Michelle Greiver said...

I have the same issue, on a smaller scale, at my office; my practice partner will not adopt EMR and continues to be fully paper based. We discussed this extensively at the beginning, and agreed to share the scheduling and billing modules (front office).

I think you will continue to have hybrid practices for now. There is little to no point in trying to push colleagues who do not want to go to EMR; the value is in helping those that do. It's a bit like the stages of change model.
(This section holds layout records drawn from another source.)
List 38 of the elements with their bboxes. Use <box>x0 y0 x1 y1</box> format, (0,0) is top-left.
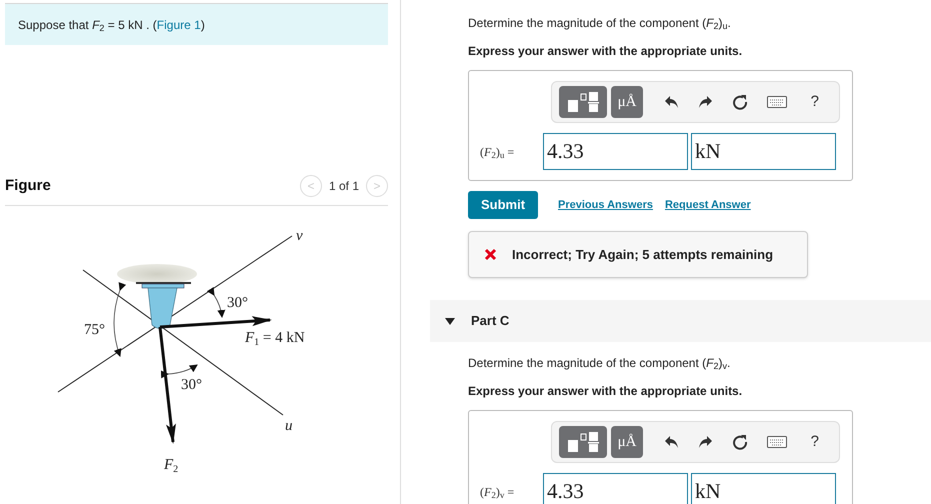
fraction-template-icon <box>566 91 600 113</box>
unit-input[interactable]: kN <box>691 133 836 170</box>
value-input[interactable]: 4.33 <box>543 133 688 170</box>
value-input[interactable]: 4.33 <box>543 473 688 504</box>
redo-icon[interactable] <box>698 95 712 109</box>
answer-link[interactable]: Previous Answers <box>558 196 653 214</box>
template-button[interactable] <box>559 426 607 458</box>
reset-icon[interactable] <box>732 94 748 110</box>
part-header[interactable]: Part C <box>430 300 931 342</box>
part-title: Part C <box>471 312 510 330</box>
undo-icon[interactable] <box>665 95 679 109</box>
instruction-text: Express your answer with the appropriate units. <box>468 383 744 400</box>
question-text: Determine the magnitude of the component (F$_{2}$)$_{u}$. <box>468 15 732 32</box>
keyboard-icon[interactable] <box>767 96 788 108</box>
reset-icon[interactable] <box>732 434 748 450</box>
question-text: Determine the magnitude of the component (F$_{2}$)$_{v}$. <box>468 355 732 372</box>
answer-label: (F$_{2}$)$_{v}$ = <box>479 484 516 500</box>
force-diagram-drawing: v u 75° 30° 30° F$_{1}$ = 4 kN F$_{2}$ <box>0 210 400 474</box>
template-button[interactable] <box>559 86 607 118</box>
units-button[interactable]: μÅ <box>611 86 643 118</box>
pager-text: 1 of 1 <box>328 178 359 196</box>
undo-icon[interactable] <box>665 435 679 449</box>
submit-button[interactable]: Submit <box>468 191 538 219</box>
units-button[interactable]: μÅ <box>611 426 643 458</box>
figure-title: Figure <box>5 176 51 196</box>
intro-text: Suppose that F$_{2}$ = 5 kN . (Figure 1) <box>18 16 205 34</box>
help-button[interactable]: ? <box>806 90 823 114</box>
instruction-text: Express your answer with the appropriate units. <box>468 43 744 60</box>
help-button[interactable]: ? <box>806 430 823 454</box>
fraction-template-icon <box>566 431 600 453</box>
answer-label: (F$_{2}$)$_{u}$ = <box>479 144 516 160</box>
figure-link[interactable]: Figure 1 <box>156 18 201 32</box>
cross-icon <box>484 248 497 261</box>
redo-icon[interactable] <box>698 435 712 449</box>
feedback-text: Incorrect; Try Again; 5 attempts remaining <box>512 246 774 264</box>
answer-link[interactable]: Request Answer <box>664 196 751 214</box>
keyboard-icon[interactable] <box>767 436 788 448</box>
unit-input[interactable]: kN <box>691 473 836 504</box>
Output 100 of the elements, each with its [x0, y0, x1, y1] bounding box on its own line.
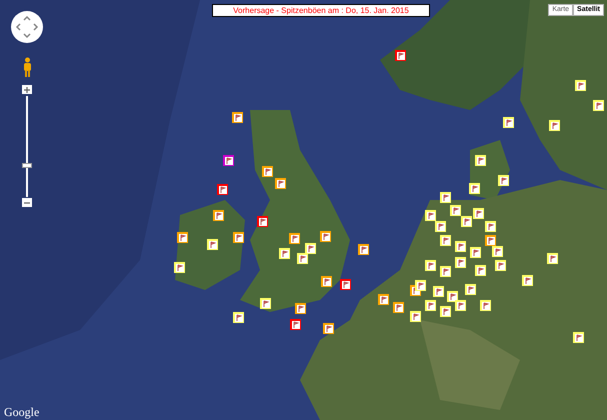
wind-marker[interactable] — [593, 100, 604, 111]
wind-marker[interactable] — [485, 235, 496, 246]
wind-marker[interactable] — [262, 166, 273, 177]
wind-marker[interactable] — [425, 300, 436, 311]
wind-marker[interactable] — [378, 294, 389, 305]
flag-icon — [442, 268, 450, 276]
flag-icon — [342, 280, 350, 288]
wind-marker[interactable] — [450, 205, 461, 216]
wind-marker[interactable] — [435, 221, 446, 232]
wind-marker[interactable] — [547, 253, 558, 264]
wind-marker[interactable] — [485, 221, 496, 232]
wind-marker[interactable] — [295, 303, 306, 314]
flag-icon — [176, 264, 184, 272]
wind-marker[interactable] — [395, 50, 406, 61]
zoom-in-button[interactable] — [22, 85, 32, 94]
wind-marker[interactable] — [279, 248, 290, 259]
flag-icon — [280, 250, 288, 258]
flag-icon — [456, 258, 464, 266]
plus-icon — [24, 86, 30, 92]
flag-icon — [472, 248, 480, 256]
wind-marker[interactable] — [575, 80, 586, 91]
wind-marker[interactable] — [297, 253, 308, 264]
flag-icon — [290, 234, 298, 242]
wind-marker[interactable] — [425, 210, 436, 221]
wind-marker[interactable] — [440, 306, 451, 317]
zoom-slider-thumb[interactable] — [22, 162, 32, 168]
wind-marker[interactable] — [447, 291, 458, 302]
flag-icon — [452, 206, 460, 214]
flag-icon — [442, 236, 450, 244]
wind-marker[interactable] — [177, 232, 188, 243]
wind-marker[interactable] — [223, 155, 234, 166]
wind-marker[interactable] — [455, 300, 466, 311]
wind-marker[interactable] — [455, 241, 466, 252]
flag-icon — [234, 314, 242, 322]
flag-icon — [504, 118, 512, 126]
wind-marker[interactable] — [522, 275, 533, 286]
wind-marker[interactable] — [323, 323, 334, 334]
wind-marker[interactable] — [217, 184, 228, 195]
pegman-icon[interactable] — [23, 57, 32, 77]
wind-marker[interactable] — [321, 276, 332, 287]
flag-icon — [234, 114, 242, 122]
wind-marker[interactable] — [461, 216, 472, 227]
wind-marker[interactable] — [410, 311, 421, 322]
flag-icon — [396, 52, 404, 60]
wind-marker[interactable] — [340, 279, 351, 290]
flag-icon — [178, 234, 186, 242]
flag-icon — [234, 234, 242, 242]
flag-icon — [442, 308, 450, 316]
flag-icon — [482, 302, 490, 310]
flag-icon — [214, 212, 222, 220]
flag-icon — [470, 184, 478, 192]
flag-icon — [494, 248, 502, 256]
wind-marker[interactable] — [475, 155, 486, 166]
flag-icon — [548, 254, 556, 262]
flag-icon — [434, 288, 442, 296]
wind-marker[interactable] — [232, 112, 243, 123]
pan-arrows-icon — [15, 15, 39, 39]
wind-marker[interactable] — [213, 210, 224, 221]
wind-marker[interactable] — [470, 247, 481, 258]
flag-icon — [436, 222, 444, 230]
flag-icon — [476, 266, 484, 274]
wind-marker[interactable] — [503, 117, 514, 128]
wind-marker[interactable] — [358, 244, 369, 255]
flag-icon — [224, 156, 232, 164]
wind-marker[interactable] — [289, 233, 300, 244]
wind-marker[interactable] — [549, 120, 560, 131]
wind-marker[interactable] — [290, 319, 301, 330]
google-logo[interactable]: Google — [4, 405, 40, 419]
wind-marker[interactable] — [425, 260, 436, 271]
flag-icon — [322, 278, 330, 286]
wind-marker[interactable] — [257, 216, 268, 227]
wind-marker[interactable] — [207, 239, 218, 250]
wind-marker[interactable] — [275, 178, 286, 189]
wind-marker[interactable] — [469, 183, 480, 194]
wind-marker[interactable] — [174, 262, 185, 273]
flag-icon — [262, 300, 270, 308]
wind-marker[interactable] — [473, 208, 484, 219]
wind-marker[interactable] — [233, 232, 244, 243]
wind-marker[interactable] — [393, 302, 404, 313]
wind-marker[interactable] — [305, 243, 316, 254]
wind-marker[interactable] — [465, 284, 476, 295]
wind-marker[interactable] — [455, 257, 466, 268]
wind-marker[interactable] — [320, 231, 331, 242]
wind-marker[interactable] — [498, 175, 509, 186]
wind-marker[interactable] — [440, 192, 451, 203]
wind-marker[interactable] — [433, 286, 444, 297]
wind-marker[interactable] — [573, 332, 584, 343]
wind-marker[interactable] — [495, 260, 506, 271]
wind-marker[interactable] — [480, 300, 491, 311]
flag-icon — [218, 186, 226, 194]
wind-marker[interactable] — [260, 298, 271, 309]
wind-marker[interactable] — [440, 235, 451, 246]
wind-marker[interactable] — [233, 312, 244, 323]
wind-marker[interactable] — [475, 265, 486, 276]
wind-marker[interactable] — [440, 266, 451, 277]
wind-marker[interactable] — [492, 246, 503, 257]
flag-icon — [594, 102, 602, 110]
zoom-out-button[interactable] — [22, 198, 32, 207]
wind-marker[interactable] — [415, 280, 426, 291]
flag-icon — [442, 194, 450, 202]
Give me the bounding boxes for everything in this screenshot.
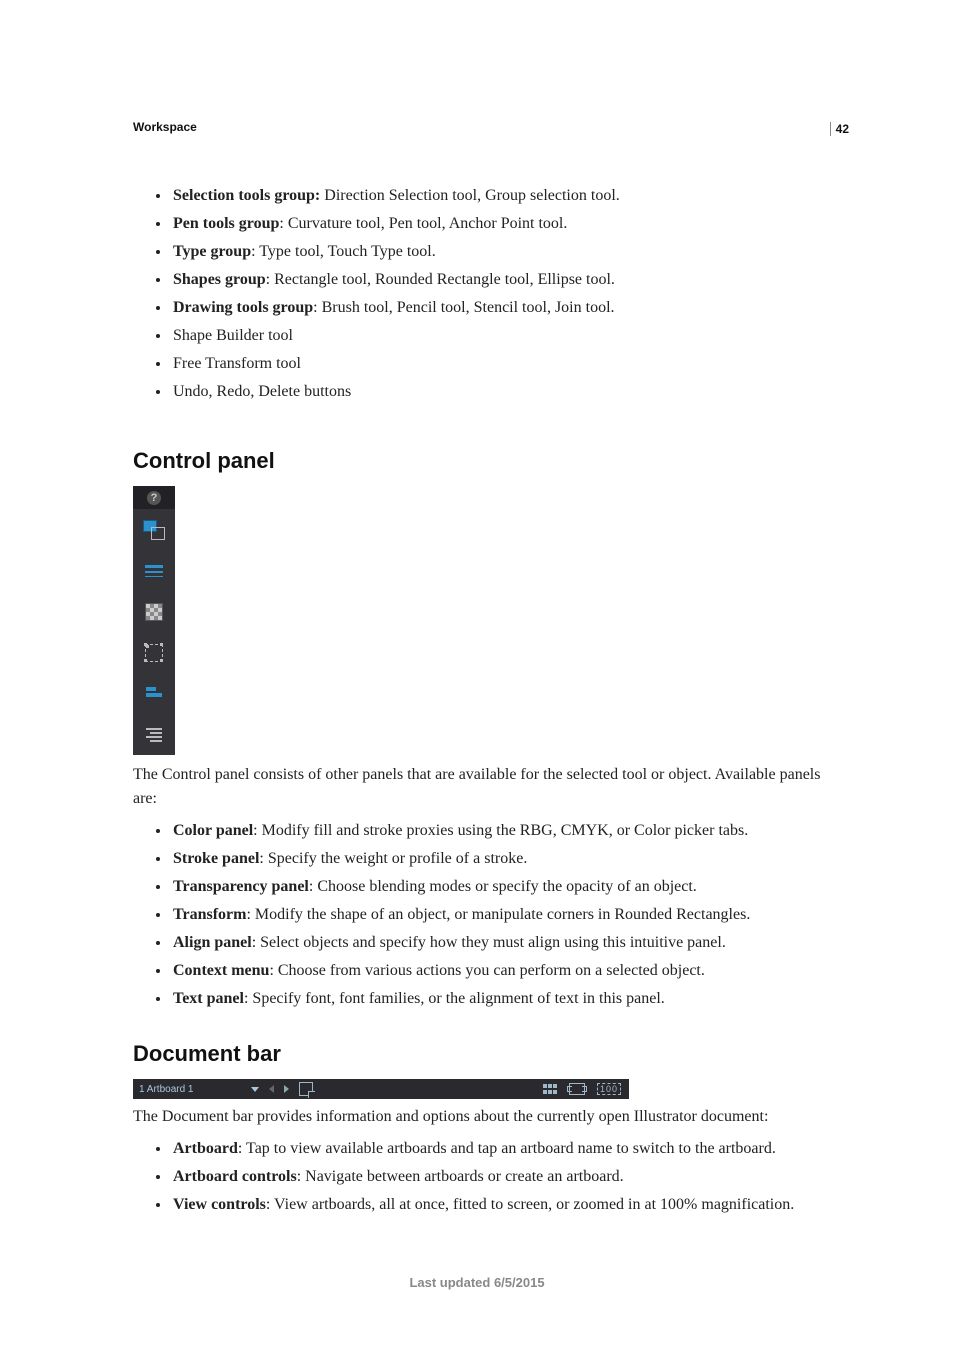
document-bar-intro: The Document bar provides information an… [133, 1105, 844, 1129]
list-item: Shapes group: Rectangle tool, Rounded Re… [171, 266, 844, 294]
list-item: Text panel: Specify font, font families,… [171, 985, 844, 1013]
new-artboard-icon [299, 1082, 313, 1096]
transparency-panel-icon [133, 591, 175, 632]
document-bar-list: Artboard: Tap to view available artboard… [133, 1135, 844, 1219]
list-item: Transform: Modify the shape of an object… [171, 901, 844, 929]
list-item: Stroke panel: Specify the weight or prof… [171, 845, 844, 873]
list-item: Free Transform tool [171, 350, 844, 378]
artboard-dropdown-icon [251, 1087, 259, 1092]
list-item: Transparency panel: Choose blending mode… [171, 873, 844, 901]
transform-panel-icon [133, 632, 175, 673]
list-item: Artboard: Tap to view available artboard… [171, 1135, 844, 1163]
zoom-100-icon: 100 [597, 1083, 621, 1095]
help-icon: ? [133, 486, 175, 509]
list-item: Type group: Type tool, Touch Type tool. [171, 238, 844, 266]
list-item: Artboard controls: Navigate between artb… [171, 1163, 844, 1191]
list-item: Context menu: Choose from various action… [171, 957, 844, 985]
list-item: Selection tools group: Direction Selecti… [171, 182, 844, 210]
color-panel-icon [133, 509, 175, 550]
next-artboard-icon [284, 1085, 289, 1093]
heading-document-bar: Document bar [133, 1041, 844, 1067]
previous-artboard-icon [269, 1085, 274, 1093]
list-item: Undo, Redo, Delete buttons [171, 378, 844, 406]
text-panel-icon [133, 714, 175, 755]
heading-control-panel: Control panel [133, 448, 844, 474]
footer-last-updated: Last updated 6/5/2015 [0, 1275, 954, 1290]
toolbar-tools-list: Selection tools group: Direction Selecti… [133, 182, 844, 406]
list-item: Color panel: Modify fill and stroke prox… [171, 817, 844, 845]
stroke-panel-icon [133, 550, 175, 591]
align-panel-icon [133, 673, 175, 714]
list-item: Pen tools group: Curvature tool, Pen too… [171, 210, 844, 238]
list-item: Drawing tools group: Brush tool, Pencil … [171, 294, 844, 322]
fit-to-screen-icon [569, 1083, 585, 1095]
artboard-name: 1 Artboard 1 [133, 1084, 199, 1095]
control-panel-list: Color panel: Modify fill and stroke prox… [133, 817, 844, 1013]
list-item: Shape Builder tool [171, 322, 844, 350]
control-panel-image: ? [133, 486, 175, 755]
chapter-title: Workspace [133, 120, 844, 134]
list-item: Align panel: Select objects and specify … [171, 929, 844, 957]
list-item: View controls: View artboards, all at on… [171, 1191, 844, 1219]
view-all-artboards-icon [543, 1084, 557, 1094]
document-bar-image: 1 Artboard 1 100 [133, 1079, 629, 1099]
control-panel-intro: The Control panel consists of other pane… [133, 763, 844, 811]
page-number: 42 [830, 122, 849, 136]
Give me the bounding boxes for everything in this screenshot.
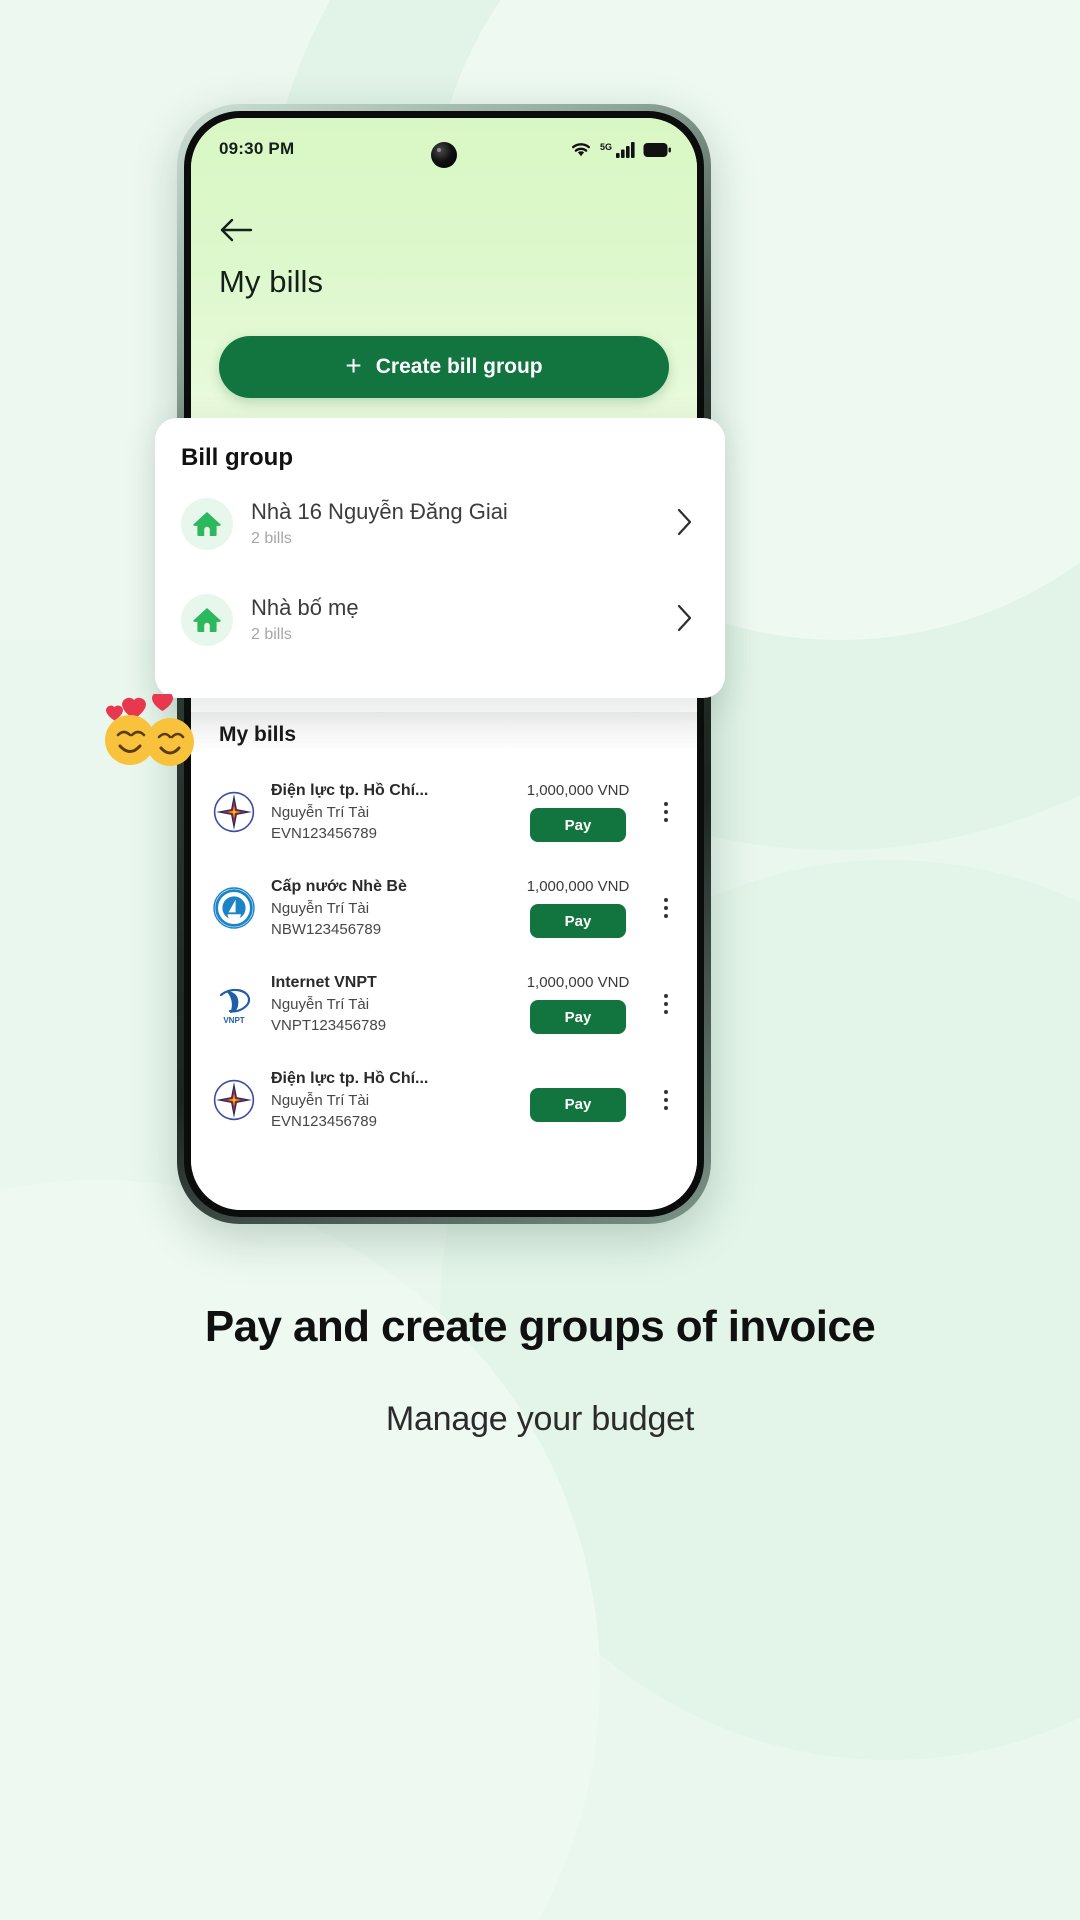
bill-info: Internet VNPT Nguyễn Trí Tài VNPT1234567… (271, 972, 503, 1036)
table-row[interactable]: Điện lực tp. Hồ Chí... Nguyễn Trí Tài EV… (191, 764, 697, 860)
status-time: 09:30 PM (219, 139, 295, 158)
page-title: My bills (219, 264, 324, 299)
home-icon (181, 498, 233, 550)
bill-group-item-0[interactable]: Nhà 16 Nguyễn Đăng Giai 2 bills (155, 476, 725, 572)
bill-info: Điện lực tp. Hồ Chí... Nguyễn Trí Tài EV… (271, 780, 503, 844)
headline-text: Pay and create groups of invoice (204, 1302, 876, 1351)
bill-customer: Nguyễn Trí Tài (271, 1091, 370, 1109)
more-options-icon[interactable] (653, 789, 679, 835)
water-sail-icon (211, 885, 257, 931)
wifi-icon (571, 143, 590, 157)
vnpt-icon: VNPT (211, 981, 257, 1027)
create-bill-group-button[interactable]: + Create bill group (219, 336, 669, 398)
bill-group-name: Nhà 16 Nguyễn Đăng Giai (251, 498, 508, 524)
evn-star-icon (211, 1077, 257, 1123)
bill-group-panel: Bill group Nhà 16 Nguyễn Đăng Giai 2 bil… (155, 418, 725, 698)
table-row[interactable]: Cấp nước Nhè Bè Nguyễn Trí Tài NBW123456… (191, 860, 697, 956)
bill-code: VNPT123456789 (271, 1016, 387, 1034)
bill-actions: 1,000,000 VND Pay (503, 974, 653, 1034)
bill-amount: 1,000,000 VND (526, 974, 630, 991)
smiling-faces-with-hearts-emoji (100, 692, 204, 766)
bill-group-count: 2 bills (251, 626, 292, 644)
battery-icon (643, 143, 671, 157)
bill-amount: 1,000,000 VND (526, 878, 630, 895)
bill-provider: Internet VNPT (271, 974, 377, 992)
create-bill-group-label: Create bill group (375, 355, 543, 378)
back-button[interactable] (219, 210, 267, 250)
svg-text:VNPT: VNPT (223, 1016, 244, 1025)
chevron-right-icon (675, 506, 701, 543)
home-icon (181, 594, 233, 646)
bill-group-title: Bill group (181, 444, 293, 471)
pay-button[interactable]: Pay (530, 1087, 626, 1122)
more-options-icon[interactable] (653, 981, 679, 1027)
bill-group-text: Nhà 16 Nguyễn Đăng Giai 2 bills (251, 498, 675, 551)
arrow-left-icon (220, 218, 253, 242)
bill-provider: Điện lực tp. Hồ Chí... (271, 782, 429, 800)
subheadline-text: Manage your budget (385, 1400, 695, 1438)
bill-customer: Nguyễn Trí Tài (271, 995, 370, 1013)
bill-group-count: 2 bills (251, 530, 292, 548)
table-row[interactable]: VNPT Internet VNPT Nguyễn Trí Tài VNPT12… (191, 956, 697, 1052)
evn-star-icon (211, 789, 257, 835)
bill-actions: Pay (503, 1079, 653, 1122)
pay-button[interactable]: Pay (530, 1000, 626, 1034)
more-options-icon[interactable] (653, 1077, 679, 1123)
bill-code: EVN123456789 (271, 1112, 377, 1130)
signal-bars-icon (616, 142, 635, 158)
status-icons: 5G (569, 140, 671, 158)
bill-customer: Nguyễn Trí Tài (271, 899, 370, 917)
bill-group-item-1[interactable]: Nhà bố mẹ 2 bills (155, 572, 725, 668)
bill-provider: Cấp nước Nhè Bè (271, 878, 407, 896)
bill-amount: 1,000,000 VND (526, 782, 630, 799)
chevron-right-icon (675, 602, 701, 639)
my-bills-list-sheet: Điện lực tp. Hồ Chí... Nguyễn Trí Tài EV… (191, 748, 697, 1210)
table-row[interactable]: Điện lực tp. Hồ Chí... Nguyễn Trí Tài EV… (191, 1052, 697, 1148)
bill-group-text: Nhà bố mẹ 2 bills (251, 594, 675, 647)
bill-actions: 1,000,000 VND Pay (503, 878, 653, 938)
bill-code: NBW123456789 (271, 920, 382, 938)
network-type-label: 5G (599, 142, 612, 152)
bill-info: Cấp nước Nhè Bè Nguyễn Trí Tài NBW123456… (271, 876, 503, 940)
bill-info: Điện lực tp. Hồ Chí... Nguyễn Trí Tài EV… (271, 1068, 503, 1132)
bill-actions: 1,000,000 VND Pay (503, 782, 653, 842)
plus-icon: + (345, 350, 362, 381)
pay-button[interactable]: Pay (530, 904, 626, 938)
front-camera-punchhole (431, 142, 457, 168)
bill-group-name: Nhà bố mẹ (251, 594, 359, 620)
bill-provider: Điện lực tp. Hồ Chí... (271, 1070, 429, 1088)
bill-customer: Nguyễn Trí Tài (271, 803, 370, 821)
bill-code: EVN123456789 (271, 824, 377, 842)
pay-button[interactable]: Pay (530, 808, 626, 842)
more-options-icon[interactable] (653, 885, 679, 931)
I think you likely know your practice partners well enough to guess where they are at.

What we'll need to do is to make sure that the hybrid practices work as well as they can.
1. Billing/scheduling through single system
2. in a 9 physician office, it may be possible to split into 3 groups of 3, and assign staff to be EMR (3 physicians), dual (3), and paper only (3); there will be some overlap depending on your practice staffing arrangements, but there should be a way to assign primary responsibility to staff. It may be worthwhile getting a MD management practice consultant in for advice.

In the future, you may well see practice rearrangement, when leases come up. Physicians adopting EMR may well prefer to join others that are like-minded.

I hope this helps. We can try to change what we can, and have to accept (and manage) what we can't.